Das Waschhaus im Edelweißweg 1 gibt es noch. Gewaschen wird darin aber selten. Stattdessen dient es dem „Familienunterstützungsteam Eisenbahnerviertel” als Büro, Treffpunkt und Anlaufstelle. Zwei Sozialpädagogen unterstützen dort Eltern, Kinder und Jugendliche bei familiären Problemen, Erziehungsfragen und Behördenangelegenheiten.
Der Eidelstedter Platz ist anders als die Osterstraße
Die Eisenbahn verschwindet. Manche haben sie längst vergessen oder nie kennengelernt. Eisenbahnerviertel? Michelle weiß nicht, dass das Viertel so heißt. Ihr Ellenbogen stützt auf einem der Cola-Stehtische, eine schwarze Maske verdeckt ihr Kinn. Seit zwei Monaten arbeitet die 14-Jährige als Praktikantin im Supermarkt.
Der Bezug zur Eisenbahn ist längst weg, sagt auch eine Mutter im Hilpertweg. Während ihre dreijährige Tochter auf einer der Spielplatz-Inseln im Viertel buddelt, schiebt sie ihren einjährigen Sohn durch den Schatten. Ab und zu ruft die Kleine „Mama”, sonst ist es still.
Manchmal spielen mehr Kinder hier, sagt die junge Frau. Ihre schwarzen Haare fallen ihr über die Schulter, als wären sie gerade vom Friseur drapiert worden. Eigentlich kommt sie aus Eimsbüttel, vor acht Jahren ist sie ins Eisenbahnerviertel gezogen. „Am Anfang wusste ich nicht so richtig”, beginnt sie zu drucksen.

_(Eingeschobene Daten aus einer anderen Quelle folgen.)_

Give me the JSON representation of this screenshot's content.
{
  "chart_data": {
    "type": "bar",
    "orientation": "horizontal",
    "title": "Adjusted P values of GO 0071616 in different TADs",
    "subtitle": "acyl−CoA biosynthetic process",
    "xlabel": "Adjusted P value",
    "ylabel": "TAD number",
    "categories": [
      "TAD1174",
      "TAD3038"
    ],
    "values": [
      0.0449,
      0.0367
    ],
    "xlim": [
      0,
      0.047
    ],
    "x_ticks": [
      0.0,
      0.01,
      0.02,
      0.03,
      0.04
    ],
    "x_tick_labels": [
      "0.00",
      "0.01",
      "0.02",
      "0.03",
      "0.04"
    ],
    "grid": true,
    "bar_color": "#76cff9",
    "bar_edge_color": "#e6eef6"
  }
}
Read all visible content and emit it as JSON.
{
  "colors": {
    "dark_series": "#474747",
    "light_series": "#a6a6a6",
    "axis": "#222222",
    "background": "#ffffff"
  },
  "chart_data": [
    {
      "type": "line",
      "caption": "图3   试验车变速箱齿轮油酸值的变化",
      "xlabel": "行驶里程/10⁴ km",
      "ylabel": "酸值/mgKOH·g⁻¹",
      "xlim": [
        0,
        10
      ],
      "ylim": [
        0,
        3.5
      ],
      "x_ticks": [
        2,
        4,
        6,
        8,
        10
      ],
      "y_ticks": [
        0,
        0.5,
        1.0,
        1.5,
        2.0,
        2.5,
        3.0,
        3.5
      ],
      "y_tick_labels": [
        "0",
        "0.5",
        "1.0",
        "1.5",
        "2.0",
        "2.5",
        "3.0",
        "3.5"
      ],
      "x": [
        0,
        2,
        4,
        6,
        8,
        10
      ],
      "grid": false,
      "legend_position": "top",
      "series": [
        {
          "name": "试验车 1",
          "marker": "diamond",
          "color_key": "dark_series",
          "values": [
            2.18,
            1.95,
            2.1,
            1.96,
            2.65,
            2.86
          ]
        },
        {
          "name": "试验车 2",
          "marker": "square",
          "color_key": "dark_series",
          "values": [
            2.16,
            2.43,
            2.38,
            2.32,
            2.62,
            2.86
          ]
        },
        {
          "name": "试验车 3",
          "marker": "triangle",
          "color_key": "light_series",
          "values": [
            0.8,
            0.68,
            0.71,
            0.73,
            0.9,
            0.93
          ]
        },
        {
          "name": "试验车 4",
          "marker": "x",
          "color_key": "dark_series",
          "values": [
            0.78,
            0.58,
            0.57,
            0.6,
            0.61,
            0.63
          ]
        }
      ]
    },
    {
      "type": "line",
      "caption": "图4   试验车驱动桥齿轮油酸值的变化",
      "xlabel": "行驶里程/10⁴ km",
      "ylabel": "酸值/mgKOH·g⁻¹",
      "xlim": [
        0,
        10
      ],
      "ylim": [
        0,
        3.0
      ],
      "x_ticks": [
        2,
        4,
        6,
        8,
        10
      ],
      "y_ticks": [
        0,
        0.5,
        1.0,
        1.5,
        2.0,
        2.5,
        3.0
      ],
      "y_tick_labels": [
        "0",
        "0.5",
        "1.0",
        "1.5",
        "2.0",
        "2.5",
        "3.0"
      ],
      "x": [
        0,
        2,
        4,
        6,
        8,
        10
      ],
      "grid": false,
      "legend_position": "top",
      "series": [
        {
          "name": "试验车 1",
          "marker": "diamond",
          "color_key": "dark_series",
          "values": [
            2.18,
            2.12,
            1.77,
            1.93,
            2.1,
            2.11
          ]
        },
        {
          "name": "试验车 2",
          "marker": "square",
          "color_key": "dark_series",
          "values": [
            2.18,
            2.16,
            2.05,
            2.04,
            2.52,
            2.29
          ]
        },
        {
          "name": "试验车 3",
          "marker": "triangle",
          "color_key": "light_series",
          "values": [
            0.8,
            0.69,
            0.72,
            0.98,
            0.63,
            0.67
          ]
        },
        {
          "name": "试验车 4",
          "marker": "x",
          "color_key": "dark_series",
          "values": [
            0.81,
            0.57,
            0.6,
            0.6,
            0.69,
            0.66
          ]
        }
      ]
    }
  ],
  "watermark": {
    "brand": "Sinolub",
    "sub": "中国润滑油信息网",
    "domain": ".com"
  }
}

Der Eidelstedter Platz ist anders als die Osterstraße. Hier im Eisenbahnerviertel gefällt es ihr aber – vor allem jetzt mit den kleinen Kindern. Viel Ruhe, viel Grün, viele Familien, eine Kita im Redingskamp, Kinderturnen beim SV Eidelstedt.
Andere Treffpunkte? Eigentlich keine, sie hat aber auch nie danach gesucht. Die zweifache Mutter hat eine große Familie, viele Freunde. Mit ihren Nachbarn versteht sie sich gut, die passen auch mal kurz auf die Kleinen auf. Und sonst? „Vorm Supermarkt sitzen immer ein paar Männer”. Sie geht nur selten hin – für Kleinigkeiten. Was sie im Eisenbahnerviertel hält: die Ruhe, das Grün, die drei Zimmer für 900 Euro.
„Ohne den Laden ist das Viertel tot.“
Stadtflucht ins Eisenbahnerviertel? Für junge Familien scheint das attraktiv. Dass das zu mehr Anonymität führt, weiß auch Michi, der Bürgermeister mit der schwarzen Kappe. Im Supermarkt versucht er das zu verhindern: Er grüßt, wenn jemand vorbeiläuft, redet mit Schülern, die sich in ihrer Pause ein Kratzeis mit Kirschgeschmack kaufen. „Ohne den Laden ist das Viertel tot”, sagt er und rückt seine Schildmütze zurecht.